Bizim için sürdürülebilirlik bir tercih değil geleceğe karşı taşıdığımız sorumluluğun somut bir yansımasıdır. En büyük motivasyon kaynağımız ise tüm paydaşlarımızla birlikte oluşturduğumuz “geleceğin mobilyası” vizyonu. Bu vizyon, hedeflerimize ulaşmada en güçlü itici gücümüz. 2023 yılında gerçekleştirdiğimiz “paydaş çalıştayı”, yalnızca dışsal beklentilerimizi değil içsel potansiyelimizi de ortaya çıkarmamıza yardımcı oldu.

Katılımcıların ortak değerlerinden ilham alarak doğa ve insan odaklı bir dönüşüm haritası oluşturduk. Bu süreçteki en önemli keşfimiz, sürdürülebilirliği yalnızca üretim süreçlerine değil kurumsal yönetişimden çalışan gelişimine, tasarımdan lojistiğe kadar tüm alanlara entegre etmenin hem mümkün hem de gerekli olduğuydu. Yatırımlarımızın kurumsal farkındalık ve ekipler arası işbirliği üzerinde sağladığı olumlu etki, sürdürülebilirliği bir görev tanımından çıkarıp ortak bir değer haline getirdi.
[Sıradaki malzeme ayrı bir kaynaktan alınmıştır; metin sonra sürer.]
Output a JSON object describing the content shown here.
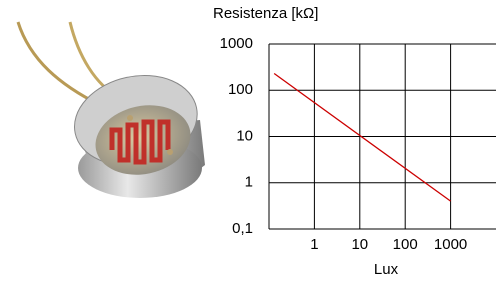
{
  "chart_data": {
    "type": "line",
    "y_label": "Resistenza [kΩ]",
    "x_label": "Lux",
    "x": [
      0.13,
      1000
    ],
    "series": [
      {
        "color": "#cc0000",
        "values": [
          230,
          0.4
        ]
      }
    ],
    "xscale": "log",
    "yscale": "log",
    "xlim": [
      0.1,
      10000
    ],
    "ylim": [
      0.1,
      1000
    ],
    "xticks": [
      1,
      10,
      100,
      1000
    ],
    "yticks": [
      {
        "value": 0.1,
        "label": "0,1"
      },
      1,
      10,
      100,
      1000
    ],
    "grid": true,
    "grid_color": "#000000"
  }
}
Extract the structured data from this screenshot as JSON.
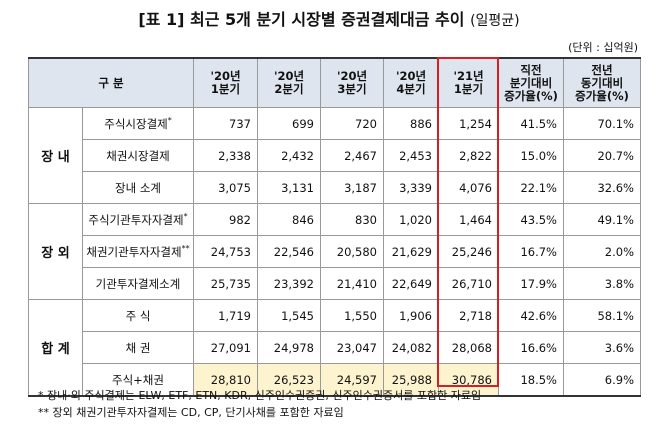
{
  "header": {
    "title": "[표 1] 최근 5개 분기 시장별 증권결제대금 추이",
    "title_note": "(일평균)",
    "unit": "(단위 : 십억원)"
  },
  "table": {
    "columns": [
      [
        "구 분"
      ],
      [
        "'20년",
        "1분기"
      ],
      [
        "'20년",
        "2분기"
      ],
      [
        "'20년",
        "3분기"
      ],
      [
        "'20년",
        "4분기"
      ],
      [
        "'21년",
        "1분기"
      ],
      [
        "직전",
        "분기대비",
        "증가율(%)"
      ],
      [
        "전년",
        "동기대비",
        "증가율(%)"
      ]
    ],
    "groups": [
      {
        "name": "장 내",
        "rows": [
          {
            "label": "주식시장결제",
            "mark": "*",
            "cells": [
              "737",
              "699",
              "720",
              "886",
              "1,254",
              "41.5%",
              "70.1%"
            ]
          },
          {
            "label": "채권시장결제",
            "cells": [
              "2,338",
              "2,432",
              "2,467",
              "2,453",
              "2,822",
              "15.0%",
              "20.7%"
            ]
          },
          {
            "label": "장내 소계",
            "cells": [
              "3,075",
              "3,131",
              "3,187",
              "3,339",
              "4,076",
              "22.1%",
              "32.6%"
            ]
          }
        ]
      },
      {
        "name": "장 외",
        "rows": [
          {
            "label": "주식기관투자자결제",
            "mark": "*",
            "cells": [
              "982",
              "846",
              "830",
              "1,020",
              "1,464",
              "43.5%",
              "49.1%"
            ]
          },
          {
            "label": "채권기관투자자결제",
            "mark": "**",
            "cells": [
              "24,753",
              "22,546",
              "20,580",
              "21,629",
              "25,246",
              "16.7%",
              "2.0%"
            ]
          },
          {
            "label": "기관투자결제소계",
            "cells": [
              "25,735",
              "23,392",
              "21,410",
              "22,649",
              "26,710",
              "17.9%",
              "3.8%"
            ]
          }
        ]
      },
      {
        "name": "합 계",
        "rows": [
          {
            "label": "주 식",
            "cells": [
              "1,719",
              "1,545",
              "1,550",
              "1,906",
              "2,718",
              "42.6%",
              "58.1%"
            ]
          },
          {
            "label": "채 권",
            "cells": [
              "27,091",
              "24,978",
              "23,047",
              "24,082",
              "28,068",
              "16.6%",
              "3.6%"
            ]
          },
          {
            "label": "주식+채권",
            "cells": [
              "28,810",
              "26,523",
              "24,597",
              "25,988",
              "30,786",
              "18.5%",
              "6.9%"
            ]
          }
        ]
      }
    ]
  },
  "notes": [
    "*  장내·외 주식결제는 ELW, ETF, ETN, KDR, 신주인수권증권, 신주인수권증서를 포함한 자료임",
    "**  장외 채권기관투자자결제는 CD, CP, 단기사채를 포함한 자료임"
  ]
}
Bu dönüşüm, yalnızca dışsal faktörlerden değil içsel bir kültür değişiminden de beslenerek sürdürülebilirliği her düzeyde yönetilen bir yapı haline getirdi.

KÜÇÜK ADIMLAR BÜYÜK ETKİLER

“Günlük yaşantımda çevreye duyarlı seçimler yapmaya özen gösteriyorum. Enerji ve su kullanımında tasarrufu ön planda tutuyor, evde daha az tüketip mevcut kaynakları verimli kullanmaya çalışıyorum. Geri dönüştürülebilen ürünleri tercih ediyor, tek kullanımlık plastiklerden kaçınıyorum. Ulaşımda da çevre dostu alternatifleri değerlendirmeye gayret ediyorum. Mevsimsel ve doğal gıdaları seçmek, yerel üreticileri desteklemek de önem verdiğim alışkanlıklar arasında. Küçük adımların zamanla büyük etkiler yarattığına inanıyorum.